LevelSpecificityUse Case
NPI × PayerMost specificProvider-specific allowed amounts per payer channel
ZIP3 × PayerGeographicLocal area benchmarks by payer type
StateBroadState-wide benchmarks
NationalLast resortNational average when no local data

This NPI → ZIP3 → State → National fallback pattern is used throughout the pipeline for any claims-derived signal.


Combined Raw

All four raw sources are LEFT JOINed onto the Rate Object Space into one wide table. Most ROIDs have NULL rates here — they become imputation candidates in the next phases.

LEFT JOIN Semantics

tmp_int_combined_raw starts from the Rate Object Space (all ROIDs) and LEFT JOINs each source.

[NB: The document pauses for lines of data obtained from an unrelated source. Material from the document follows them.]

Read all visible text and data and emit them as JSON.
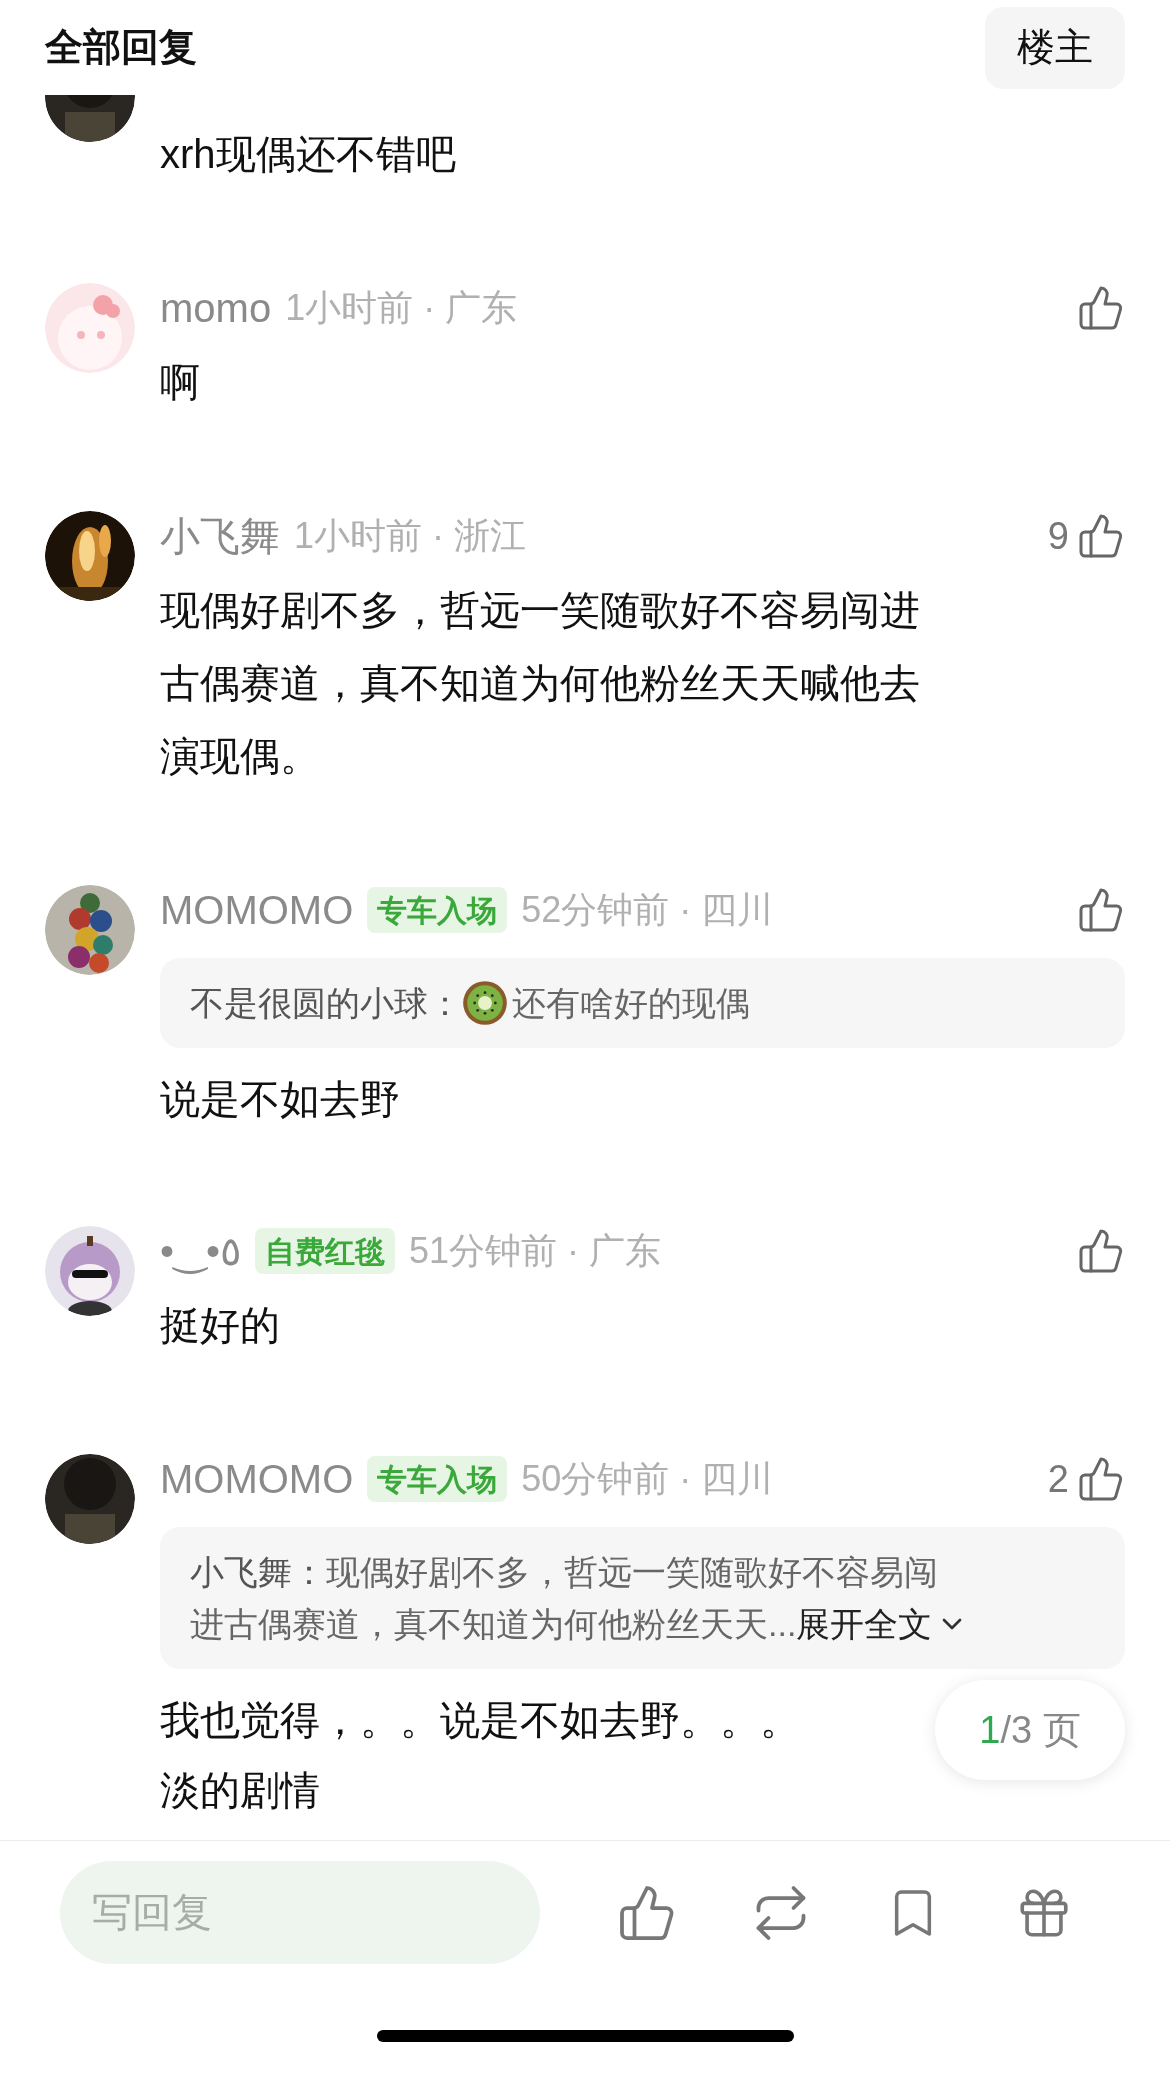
{
  "header": {
    "title": "全部回复",
    "owner_button": "楼主"
  },
  "comments": [
    {
      "text_lines": [
        "xrh现偶还不错吧"
      ]
    },
    {
      "name": "momo",
      "meta": "1小时前 · 广东",
      "text_lines": [
        "啊"
      ]
    },
    {
      "name": "小飞舞",
      "meta": "1小时前 · 浙江",
      "likes": "9",
      "text_lines": [
        "现偶好剧不多，哲远一笑随歌好不容易闯进",
        "古偶赛道，真不知道为何他粉丝天天喊他去",
        "演现偶。"
      ]
    },
    {
      "name": "MOMOMO",
      "badge": "专车入场",
      "meta": "52分钟前 · 四川",
      "quote": {
        "author": "不是很圆的小球：",
        "kiwi": true,
        "lines": [
          "还有啥好的现偶"
        ]
      },
      "text_lines": [
        "说是不如去野"
      ]
    },
    {
      "name": "•‿•٥",
      "badge": "自费红毯",
      "meta": "51分钟前 · 广东",
      "text_lines": [
        "挺好的"
      ]
    },
    {
      "name": "MOMOMO",
      "badge": "专车入场",
      "meta": "50分钟前 · 四川",
      "likes": "2",
      "quote": {
        "author": "小飞舞：",
        "kiwi": false,
        "lines": [
          "现偶好剧不多，哲远一笑随歌好不容易闯",
          "进古偶赛道，真不知道为何他粉丝天天..."
        ],
        "expand": "展开全文"
      },
      "text_lines": [
        "我也觉得，。。说是不如去野。。。",
        "淡的剧情"
      ]
    }
  ],
  "pager": {
    "current": "1",
    "rest": "/3 页"
  },
  "reply_bar": {
    "placeholder": "写回复"
  }
}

This means:

  • Every ROID appears — even those with no rate from any source.
  • Source-specific columns are NULL for ROIDs not covered by that source.
  • The row count equals the ROS row count (not the number of rates found).

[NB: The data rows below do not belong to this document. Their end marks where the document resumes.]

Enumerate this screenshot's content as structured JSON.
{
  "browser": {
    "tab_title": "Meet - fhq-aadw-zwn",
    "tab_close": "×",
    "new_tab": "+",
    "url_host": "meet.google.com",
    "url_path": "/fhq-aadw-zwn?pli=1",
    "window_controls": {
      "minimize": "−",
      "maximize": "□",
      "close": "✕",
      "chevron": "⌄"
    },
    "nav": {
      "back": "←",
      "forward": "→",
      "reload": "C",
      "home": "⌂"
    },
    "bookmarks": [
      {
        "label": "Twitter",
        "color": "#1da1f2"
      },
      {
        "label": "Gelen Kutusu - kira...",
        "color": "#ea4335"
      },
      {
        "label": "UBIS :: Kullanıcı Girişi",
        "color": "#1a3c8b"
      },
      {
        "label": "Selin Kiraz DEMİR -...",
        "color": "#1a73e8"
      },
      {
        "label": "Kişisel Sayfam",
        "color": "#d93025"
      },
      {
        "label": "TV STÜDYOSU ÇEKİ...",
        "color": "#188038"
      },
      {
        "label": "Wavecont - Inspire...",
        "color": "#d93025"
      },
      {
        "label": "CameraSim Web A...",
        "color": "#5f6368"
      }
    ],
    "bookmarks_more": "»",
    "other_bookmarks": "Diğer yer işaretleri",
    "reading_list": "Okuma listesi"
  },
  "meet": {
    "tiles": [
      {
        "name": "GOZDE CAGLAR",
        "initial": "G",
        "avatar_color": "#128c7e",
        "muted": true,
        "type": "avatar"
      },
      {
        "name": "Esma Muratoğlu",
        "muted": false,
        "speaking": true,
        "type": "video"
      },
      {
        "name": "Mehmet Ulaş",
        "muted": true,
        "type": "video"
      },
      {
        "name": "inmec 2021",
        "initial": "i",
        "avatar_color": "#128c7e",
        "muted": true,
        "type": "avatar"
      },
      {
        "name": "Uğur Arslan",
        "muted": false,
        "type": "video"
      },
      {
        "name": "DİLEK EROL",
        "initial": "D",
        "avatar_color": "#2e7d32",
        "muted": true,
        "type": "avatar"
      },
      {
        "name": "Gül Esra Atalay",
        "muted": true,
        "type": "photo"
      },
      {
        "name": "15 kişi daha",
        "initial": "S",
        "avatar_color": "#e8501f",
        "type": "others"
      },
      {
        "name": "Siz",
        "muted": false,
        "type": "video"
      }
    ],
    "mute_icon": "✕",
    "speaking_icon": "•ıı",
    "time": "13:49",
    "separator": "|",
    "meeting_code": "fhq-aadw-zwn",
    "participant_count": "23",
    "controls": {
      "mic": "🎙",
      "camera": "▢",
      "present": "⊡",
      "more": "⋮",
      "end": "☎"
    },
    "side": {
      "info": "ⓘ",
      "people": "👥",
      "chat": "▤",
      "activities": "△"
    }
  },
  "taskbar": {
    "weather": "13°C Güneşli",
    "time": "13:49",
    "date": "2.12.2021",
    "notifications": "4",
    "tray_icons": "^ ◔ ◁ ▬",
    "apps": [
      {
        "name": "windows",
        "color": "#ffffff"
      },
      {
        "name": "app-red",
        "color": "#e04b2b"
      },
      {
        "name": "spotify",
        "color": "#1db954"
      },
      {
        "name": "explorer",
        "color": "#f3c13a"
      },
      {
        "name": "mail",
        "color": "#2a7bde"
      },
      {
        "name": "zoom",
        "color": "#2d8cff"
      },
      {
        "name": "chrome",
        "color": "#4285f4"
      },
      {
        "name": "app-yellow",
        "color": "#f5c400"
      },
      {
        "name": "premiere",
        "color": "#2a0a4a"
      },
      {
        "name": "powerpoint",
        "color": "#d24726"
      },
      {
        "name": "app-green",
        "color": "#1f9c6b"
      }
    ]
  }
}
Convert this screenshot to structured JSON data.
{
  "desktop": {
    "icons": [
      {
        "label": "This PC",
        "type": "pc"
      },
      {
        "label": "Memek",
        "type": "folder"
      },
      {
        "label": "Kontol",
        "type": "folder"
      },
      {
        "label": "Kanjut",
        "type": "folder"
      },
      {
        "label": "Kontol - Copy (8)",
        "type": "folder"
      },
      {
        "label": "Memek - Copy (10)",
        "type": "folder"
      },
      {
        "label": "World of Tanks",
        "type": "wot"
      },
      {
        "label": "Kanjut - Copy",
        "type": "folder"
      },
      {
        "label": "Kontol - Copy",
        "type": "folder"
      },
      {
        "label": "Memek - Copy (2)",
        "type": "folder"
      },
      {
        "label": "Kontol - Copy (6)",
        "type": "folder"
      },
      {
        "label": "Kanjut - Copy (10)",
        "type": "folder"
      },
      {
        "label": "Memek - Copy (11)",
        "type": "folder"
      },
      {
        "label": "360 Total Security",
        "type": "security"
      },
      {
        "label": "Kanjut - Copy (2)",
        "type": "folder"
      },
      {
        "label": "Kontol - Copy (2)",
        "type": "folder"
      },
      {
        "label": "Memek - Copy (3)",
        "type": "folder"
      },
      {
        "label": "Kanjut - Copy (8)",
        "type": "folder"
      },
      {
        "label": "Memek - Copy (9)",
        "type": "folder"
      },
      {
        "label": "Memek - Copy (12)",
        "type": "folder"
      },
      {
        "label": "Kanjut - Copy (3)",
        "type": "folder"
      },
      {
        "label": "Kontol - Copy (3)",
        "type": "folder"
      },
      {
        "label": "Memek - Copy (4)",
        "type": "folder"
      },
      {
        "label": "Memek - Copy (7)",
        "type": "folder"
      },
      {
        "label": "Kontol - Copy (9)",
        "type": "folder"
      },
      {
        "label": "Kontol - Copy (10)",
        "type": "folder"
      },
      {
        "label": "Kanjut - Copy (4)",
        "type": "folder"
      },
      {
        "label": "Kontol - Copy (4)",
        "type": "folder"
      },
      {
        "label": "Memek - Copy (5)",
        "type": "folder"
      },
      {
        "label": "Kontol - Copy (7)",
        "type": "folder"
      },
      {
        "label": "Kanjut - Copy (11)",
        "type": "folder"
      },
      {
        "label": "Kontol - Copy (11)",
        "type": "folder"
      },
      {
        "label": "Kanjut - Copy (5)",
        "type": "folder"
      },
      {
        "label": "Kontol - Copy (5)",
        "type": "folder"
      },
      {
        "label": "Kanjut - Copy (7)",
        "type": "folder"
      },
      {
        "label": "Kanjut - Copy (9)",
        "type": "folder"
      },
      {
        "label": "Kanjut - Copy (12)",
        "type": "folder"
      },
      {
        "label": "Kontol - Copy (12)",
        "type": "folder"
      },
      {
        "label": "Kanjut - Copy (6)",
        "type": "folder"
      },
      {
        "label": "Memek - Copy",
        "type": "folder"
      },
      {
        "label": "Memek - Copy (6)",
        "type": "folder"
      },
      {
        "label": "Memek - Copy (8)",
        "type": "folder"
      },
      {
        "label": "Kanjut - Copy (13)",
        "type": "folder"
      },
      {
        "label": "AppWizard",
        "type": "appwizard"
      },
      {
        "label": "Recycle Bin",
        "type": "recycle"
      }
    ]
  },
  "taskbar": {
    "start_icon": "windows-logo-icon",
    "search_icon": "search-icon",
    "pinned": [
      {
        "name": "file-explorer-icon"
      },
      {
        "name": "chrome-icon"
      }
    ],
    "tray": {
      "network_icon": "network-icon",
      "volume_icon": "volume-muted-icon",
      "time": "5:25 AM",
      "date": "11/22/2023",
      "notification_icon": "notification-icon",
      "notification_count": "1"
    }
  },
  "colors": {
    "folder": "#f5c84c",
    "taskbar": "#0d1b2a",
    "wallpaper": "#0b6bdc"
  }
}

This LEFT JOIN design is what allows downstream phases (Transformations, Imputations, Accuracy) to join by ROID and know they are covering every pricing question, not just the ones with raw data.

Wide Table Structure

The table is wide: each source contributes separate columns by method, so no source overwrites another. Partitioned by payer_id, network_type, bill_type.

Column groupExamplesFrom
Payer MRF by negotiated_typepayer_negotiated_rate, payer_fee_schedule_rate, payer_percentage_rate, payer_per_diem_rate, payer_derived_ratetmp_raw_mrf_payer_rates
Hospital MRF by contract_methodology × amount typehospital_fee_schedule_dollar, hospital_pct_of_total_billed_charges_pct, hospital_per_diem_rate, hospital_case_rate_dollar, hospital_*_allowed_amounttmp_raw_mrf_hospital_rates
Gross charges (6 levels)mrf_gross_charge_provider, mrf_gross_charge_cbsa_median, mrf_gross_charge_state_median, komodo_gross_charge_provider, komodo_gross_charge_cbsa_median, komodo_gross_charge_state_mediantmp_raw_gross_charges
Komodo benchmarkskomodo_allowed_npi, komodo_allowed_zip3, komodo_allowed_state, komodo_allowed_national, komodo_utilization_npitmp_raw_komodo_allowables
info

What happens next: Transformations converts percentage/per-diem columns into dollar values. Benchmarks compute Medicare reference rates. Imputations fill ROIDs where all payer and hospital columns are NULL. Accuracy scoring evaluates each non-NULL value. Rate Selection picks one canonical rate per ROID from all these layers.